When I look at the place Aggie football occupies in my life, it is nothing but joy. I'm sure most reading this would say the same thing. It's normal for happy things to have unhappy times in them. Heck, the movie Inside Out explains it better than I ever could. The pain deepens the joy, the struggle enhances the success, the shared ups and downs and up-agains strengthen the bonds. So I'm not saying we shouldn't feel sad over a loss or angry over an injustice (the blind ref missed a call, for example) or have an opinion that it's time for this or that coach to be replaced. Those things are part of the experience. But I'd like to think we as sports fans in general can do a better job of seeing the bigger picture. And I'm not talking about making Aggie football less of a priority in our lives, I'm talking about choosing to enjoy something if we decide to make it that big of a priority.

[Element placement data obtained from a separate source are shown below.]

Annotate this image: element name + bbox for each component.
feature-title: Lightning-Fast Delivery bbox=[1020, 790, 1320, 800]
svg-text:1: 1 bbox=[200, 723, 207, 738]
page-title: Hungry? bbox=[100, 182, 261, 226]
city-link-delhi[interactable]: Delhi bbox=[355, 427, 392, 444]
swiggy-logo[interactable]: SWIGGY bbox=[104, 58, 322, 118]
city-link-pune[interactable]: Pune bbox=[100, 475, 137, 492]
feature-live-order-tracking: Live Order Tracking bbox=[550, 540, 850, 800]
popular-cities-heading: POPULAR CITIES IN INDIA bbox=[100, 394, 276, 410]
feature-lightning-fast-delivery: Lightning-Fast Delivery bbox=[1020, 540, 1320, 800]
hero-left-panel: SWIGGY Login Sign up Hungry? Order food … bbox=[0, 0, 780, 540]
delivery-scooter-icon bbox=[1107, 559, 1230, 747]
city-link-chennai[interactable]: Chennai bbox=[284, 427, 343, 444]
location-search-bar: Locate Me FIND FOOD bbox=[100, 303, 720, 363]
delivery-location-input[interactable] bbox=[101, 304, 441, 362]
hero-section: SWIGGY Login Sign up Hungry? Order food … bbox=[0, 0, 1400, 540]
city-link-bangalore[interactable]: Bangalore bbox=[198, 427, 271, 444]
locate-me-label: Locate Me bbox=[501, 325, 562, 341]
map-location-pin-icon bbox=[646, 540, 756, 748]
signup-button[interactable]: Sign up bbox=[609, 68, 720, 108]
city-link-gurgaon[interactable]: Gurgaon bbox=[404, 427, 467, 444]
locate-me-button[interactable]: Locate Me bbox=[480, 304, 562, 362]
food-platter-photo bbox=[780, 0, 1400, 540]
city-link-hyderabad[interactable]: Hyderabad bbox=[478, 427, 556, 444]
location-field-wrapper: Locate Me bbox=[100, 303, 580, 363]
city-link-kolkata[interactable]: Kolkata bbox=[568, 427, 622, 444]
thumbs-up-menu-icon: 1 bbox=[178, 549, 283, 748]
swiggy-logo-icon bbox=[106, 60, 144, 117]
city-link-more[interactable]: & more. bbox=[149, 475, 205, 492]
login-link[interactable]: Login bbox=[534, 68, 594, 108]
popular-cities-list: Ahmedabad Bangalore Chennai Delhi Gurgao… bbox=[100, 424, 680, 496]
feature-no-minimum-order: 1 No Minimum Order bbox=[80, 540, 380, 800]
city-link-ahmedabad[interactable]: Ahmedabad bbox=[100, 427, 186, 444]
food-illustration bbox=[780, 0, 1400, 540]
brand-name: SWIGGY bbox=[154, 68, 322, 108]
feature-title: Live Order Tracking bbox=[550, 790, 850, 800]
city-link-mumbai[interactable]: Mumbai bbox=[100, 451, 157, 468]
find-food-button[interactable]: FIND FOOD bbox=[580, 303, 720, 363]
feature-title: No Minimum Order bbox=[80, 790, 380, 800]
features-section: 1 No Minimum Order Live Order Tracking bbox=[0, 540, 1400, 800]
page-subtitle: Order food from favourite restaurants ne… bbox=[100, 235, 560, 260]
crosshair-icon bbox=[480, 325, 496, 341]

When R.C. Slocum made his infamous "half the teams in America lost today" quote, he was criticized endlessly by Aggie fans. But here's the thing: he was right. And the bigger statement behind his words was right. People tried to act like his quote was proof that he just didn't care enough, but it was the opposite. It proved that he had perspective. But we fans don't want perspective when we're mad. We want answers and maybe for someone to be fired. And that's the problem as I see it. We need perspective. It's not about managing expectations or accepting mediocrity. It's about having fun and being a part of something.
Enjoy the season, Ags. And let me slow down and repeat that one word: ENJOY it. It'll never be perfect, but it will always be great. See you at Kyle Field.